Our survey of the field of childish questioning suggests that it is by
no means an easy matter to deal with. It must be admitted, I think,
by the most enthusiastic partisan of children that their questioning is
of very unequal value. It may often be noticed that a child’s ‘why?’ is
used in a sleepy mechanical way with no real desire for knowledge,
any semblance of answer being accepted without an attempt to put
a meaning into it. A good deal of the more importunate kind of
children’s questioning, when they follow up question by question
recklessly, as it seems, and without definite aim, appears to be of
this formal and lifeless character, an expression not of a healthy
intellectual activity, but merely of a mood of general mental
discontent and peevishness. In a certain amount of childish
questioning, indeed, we have, I suspect, to do with a distinctly
abnormal mental state, with an analogue of that mania of questions,
or passion for mental rummaging or prying into everything,
“Grubelsucht” as the Germans call it, which is a well-known phase of
mental disease, and prompts the patient to put such questions as
this: “Why do I stand here where I stand?” “Why is a glass a glass, a
chair a chair?” Such questioning ought, it is evident, not to be
treated too seriously. We may attach too much significance to a
child’s question, labouring hard to grasp its meaning, with a view to
answering it, when we should be wiser if we viewed it as a symptom
of mental irritability and peevishness, to be got rid of as quickly as
possible by a good romp or other healthy distraction.[44]

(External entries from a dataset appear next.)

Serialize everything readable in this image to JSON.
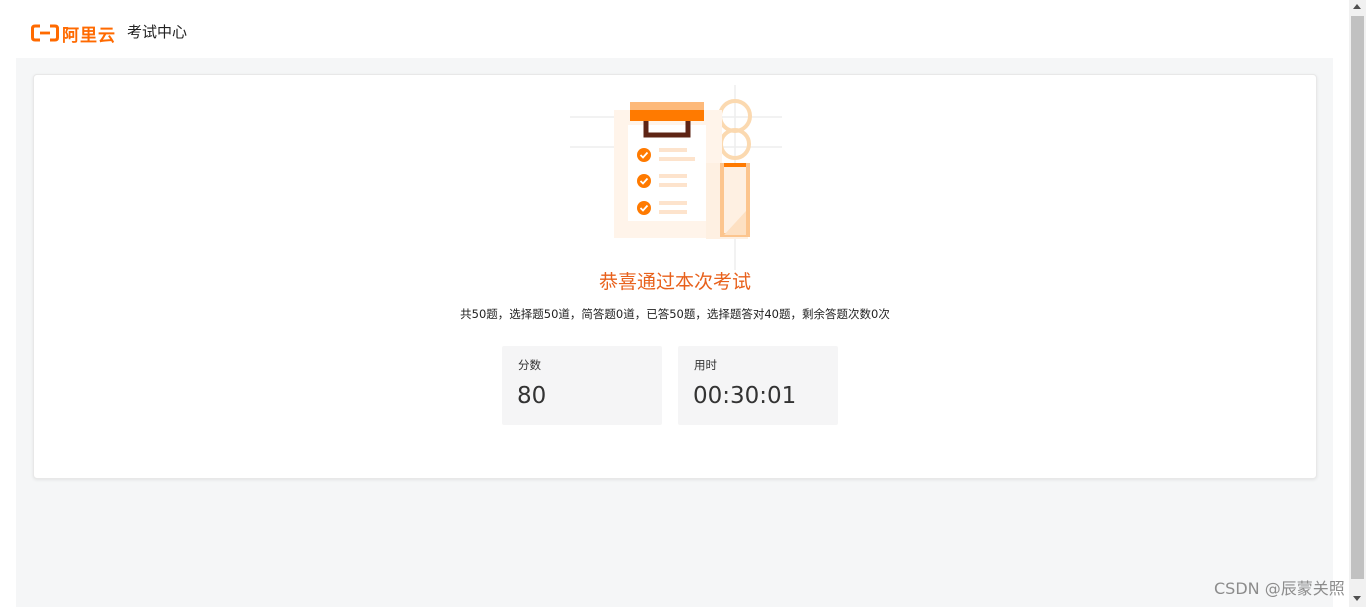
{
  "header": {
    "logo_text": "阿里云",
    "app_title": "考试中心"
  },
  "result": {
    "title": "恭喜通过本次考试",
    "summary": "共50题，选择题50道，简答题0道，已答50题，选择题答对40题，剩余答题次数0次"
  },
  "stats": {
    "score_label": "分数",
    "score_value": "80",
    "time_label": "用时",
    "time_value": "00:30:01"
  },
  "watermark": "CSDN @辰蒙关照",
  "colors": {
    "brand": "#ff6a00",
    "title_orange": "#e8611c",
    "page_bg": "#f5f6f7",
    "stat_bg": "#f5f5f6"
  },
  "icons": {
    "logo": "aliyun-logo-icon",
    "illustration": "exam-clipboard-illustration",
    "check": "check-circle-icon"
  }
}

To admit, however, that children’s questions may now and again
need this sort of wholesome snubbing is far from saying that we
ought to treat all their questioning with a mild contempt. The little
questioners flatter us by attributing superior knowledge to us, and
good manners should compel us to treat their questions with some
attention. And if now and then they torment us with a string of
random reckless questioning, in how many cases, one wonders, are
they not made to suffer, and that wrongfully, by having perfectly
serious questions rudely cast back on their hands? The truth is that
to understand and to answer children’s questions is a considerable
art, including both a large and deep knowledge of things, and a
quick sympathetic insight into the little questioners’ minds, and few
of us have at once the intellectual and the moral excellences needed
for an adequate treatment of them. It is one of the tragi-comic
features of human life that the ardent little explorer looking out with
wide-eyed wonder upon his new world should now and again find as
his first guide a nurse or even a mother who will resent the majority
of his questions as disturbing the luxurious mood of indolence in
which she chooses to pass her days. We can never know how much
valuable mental activity has been checked, how much hope and
courage cast down by this kind of treatment. Yet happily the
questioning impulse is not easily eradicated, and a child who has
suffered at the outset from this wholesale contempt may be
fortunate enough to meet, while the spirit of investigation is still
upon him, one who knows and who has the good nature and the
patience to impart what he knows in response to a child’s appeal.
38. The first question put by Preyer’s boy was, ‘Where is mamma?’
Die Seele des Kindes, p. 412. (The references are to the third
edition, 1890.)
39. Cf. some shrewd remarks by Dr. Venn, Empirical Logic, p. 494.